リビングの下には、地下室があったのです。

地下室で見つけた伝説の貝

強くお尻を打った程度で、他に怪我はありませんでした。

そこには、本ではなく、貝や魚の骨、島に流れ着いたのだろう錆びた何か。そして、海のスケッチの類、走り書きのメモが壁や棚に並べられてありました。
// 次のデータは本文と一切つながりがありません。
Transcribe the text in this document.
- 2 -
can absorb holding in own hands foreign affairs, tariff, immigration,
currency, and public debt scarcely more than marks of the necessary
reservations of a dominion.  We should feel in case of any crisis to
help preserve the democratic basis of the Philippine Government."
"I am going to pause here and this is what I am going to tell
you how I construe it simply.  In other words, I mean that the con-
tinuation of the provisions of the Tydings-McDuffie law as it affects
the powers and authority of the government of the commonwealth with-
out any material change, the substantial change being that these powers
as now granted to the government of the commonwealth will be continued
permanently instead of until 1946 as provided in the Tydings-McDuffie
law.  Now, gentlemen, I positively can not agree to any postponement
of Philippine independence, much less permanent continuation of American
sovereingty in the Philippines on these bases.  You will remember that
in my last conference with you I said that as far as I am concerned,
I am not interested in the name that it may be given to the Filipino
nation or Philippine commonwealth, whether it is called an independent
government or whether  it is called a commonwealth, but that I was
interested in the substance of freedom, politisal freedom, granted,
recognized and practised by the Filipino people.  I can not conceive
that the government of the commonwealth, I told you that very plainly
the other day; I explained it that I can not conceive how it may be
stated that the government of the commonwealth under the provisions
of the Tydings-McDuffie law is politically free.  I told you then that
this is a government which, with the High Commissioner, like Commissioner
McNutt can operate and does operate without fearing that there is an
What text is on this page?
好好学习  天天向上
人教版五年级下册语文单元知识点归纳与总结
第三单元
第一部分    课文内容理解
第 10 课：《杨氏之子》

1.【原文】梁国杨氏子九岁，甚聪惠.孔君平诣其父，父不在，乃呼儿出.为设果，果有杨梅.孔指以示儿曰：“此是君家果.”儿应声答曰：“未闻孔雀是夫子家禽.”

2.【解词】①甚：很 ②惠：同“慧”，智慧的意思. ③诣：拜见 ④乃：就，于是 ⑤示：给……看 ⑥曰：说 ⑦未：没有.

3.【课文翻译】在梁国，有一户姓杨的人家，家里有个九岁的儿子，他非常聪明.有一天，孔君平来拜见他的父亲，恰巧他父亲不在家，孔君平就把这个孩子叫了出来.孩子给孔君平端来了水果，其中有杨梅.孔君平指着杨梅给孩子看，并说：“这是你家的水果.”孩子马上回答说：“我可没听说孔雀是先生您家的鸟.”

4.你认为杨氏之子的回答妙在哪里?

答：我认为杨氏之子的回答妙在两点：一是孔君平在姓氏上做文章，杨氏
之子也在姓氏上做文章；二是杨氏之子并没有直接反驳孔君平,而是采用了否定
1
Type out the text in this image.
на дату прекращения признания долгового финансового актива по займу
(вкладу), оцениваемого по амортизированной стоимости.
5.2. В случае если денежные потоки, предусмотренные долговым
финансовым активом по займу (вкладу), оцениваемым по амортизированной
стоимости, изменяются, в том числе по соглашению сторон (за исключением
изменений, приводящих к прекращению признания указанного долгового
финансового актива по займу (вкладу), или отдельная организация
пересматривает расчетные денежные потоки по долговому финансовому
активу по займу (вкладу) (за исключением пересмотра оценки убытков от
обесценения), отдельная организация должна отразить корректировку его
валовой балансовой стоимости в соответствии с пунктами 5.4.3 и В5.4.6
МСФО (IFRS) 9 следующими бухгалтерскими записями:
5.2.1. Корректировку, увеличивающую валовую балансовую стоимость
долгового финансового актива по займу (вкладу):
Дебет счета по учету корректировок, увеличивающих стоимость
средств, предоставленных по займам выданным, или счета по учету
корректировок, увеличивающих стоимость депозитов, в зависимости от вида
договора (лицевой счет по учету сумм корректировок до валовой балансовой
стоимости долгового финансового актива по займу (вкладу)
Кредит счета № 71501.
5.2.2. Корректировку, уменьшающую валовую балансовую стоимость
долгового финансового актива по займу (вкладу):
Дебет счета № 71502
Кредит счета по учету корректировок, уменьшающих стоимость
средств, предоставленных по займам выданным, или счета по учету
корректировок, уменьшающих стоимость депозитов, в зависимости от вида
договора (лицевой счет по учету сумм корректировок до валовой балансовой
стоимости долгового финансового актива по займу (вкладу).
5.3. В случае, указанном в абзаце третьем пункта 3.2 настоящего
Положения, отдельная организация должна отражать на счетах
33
その中にひときわ白く、波打った模様の貝殻が一つだけありました。
さわり心地は、シルクを触っているようで、
貝殻とは思えないほど肌触りがよいものでした。

貝殻の下に敷いてあった紙には、しっかりとシロコムラスと書かれていました。
地下室に歓喜の声が上がりました。

お尻を打ったことなんて忘れてしまいました。

しかし、一体誰がこれを見つけたのでしょうか。
それは誰にもわかりませんでした。

中央書店の店長は、小島書店の家に地下室があったことを知りませんでした。
おそらく小島書店の店主も知らなかったのだろうと言います。
本は集めても、貝などを収集すると聞いたことはなかったそうです。

そして、この地下室には家の中から入ることはできませんでした。
地下の岩をくり抜いた通路を歩いていくと、海の岸壁に出ました。

家からは少し離れたところで、
普通の住人こんな壁づたいのところを歩いて
地下室を見つけるとは思えません。

まして、こんなところに入口を作ろうとも思いません。
使い勝手が悪すぎます。

伝説の貝・シロコムラスを送れ!

地下室のことはさておき、やっとシロコムラスを見つけたのです。
越境救急隊の二人は、すぐにでもこれを持っていかなければなりません。

しかし、救急隊のブリックとナインは暗い表情をしていました。
今からどんなに急いで戻っても、薬の効く時間を過ぎしてまうと。

それでもシロコムラスを持っていってみないと、
結果はわかりません。

そこで、

「誰かが逓送魔法でも使える人がいればな」

と、声があがったのです。

それを聞いて、わたしの心拍数は急上昇しました。

当然、今、患者のもとで待機している隊員のもとへ送ることができれば、
効き目の時間内なのです。

すぐに中央書店の店長と目が合いました。
なぜなら、わたしが逓送(ていそう)魔法を使えると知っていたからです。

しかし、店長は何も言ってはきませんでした。
気をつかってくれたのです。
わたしが物を送る仕事ことから逃げてきたのを知っていたから。

ありがたく思えた反面、ブリックとナインのうつむいた顔を見ていると、
自分が情けなくなりました。

人が困っているのに、何もしない。

できることが自分にはあるのに……。

もし、送ることになったとして、失敗したらどうしようか不安になりました。
シロコムラスの貝殻は、それひとつしかないのです。
どうやって手に入れたのかもわからないとても貴重なものなのです。

それを逓送に失敗してしまったらと思うと怖くなったのです。

でも、わたしは自ら逓送魔法が使えることを伝えました。

失敗もしていないのに、
始める前から不安になる必要はないと思いました。

よく考えてみれば、手でにぎり隠せるほどのものを
逓送で失敗したことはありませんでした。
複数のものを同時に送るわけでもありません。

失敗したら、失敗したんだなと思うようになっていたのです。
なべを焦がしたときのことをふと思い出しました。
一度もやったことがないことをするわけではないのだと。

実際、やってみたら逓送できたのです。
方角と大まかな地図、そして位置情報。
なにより、越境救急隊の箒には、正確な位置情報を割り出すため、
小さな水晶玉が埋め込んであるというのです。

そこまで道具が整っていれば、問題はありません。
国をひとつふたつまたぐことぐらい朝飯前です。

 

翌日には、
わたしが逓送したシロコムラスは、しっかり届いてたことと、
患者の容態も良くなっているという知らせが届きました。

さらにその次の日には、越境隊のお偉い人がフェレルを訪れ、
町へ感謝状が送られてきました。

町の人々と夜通し探したかいはあったなと思います。

そしてもうひとつ、

わたしは、越境隊員から、
越境隊に入って、逓送の仕事をしないかと言われたのです。

わたしがどうするかは、また次の便りに書きたいと思います。

それではまた。

だいぶ焦げたにおいがなくなった小屋のあるフロイハイルより。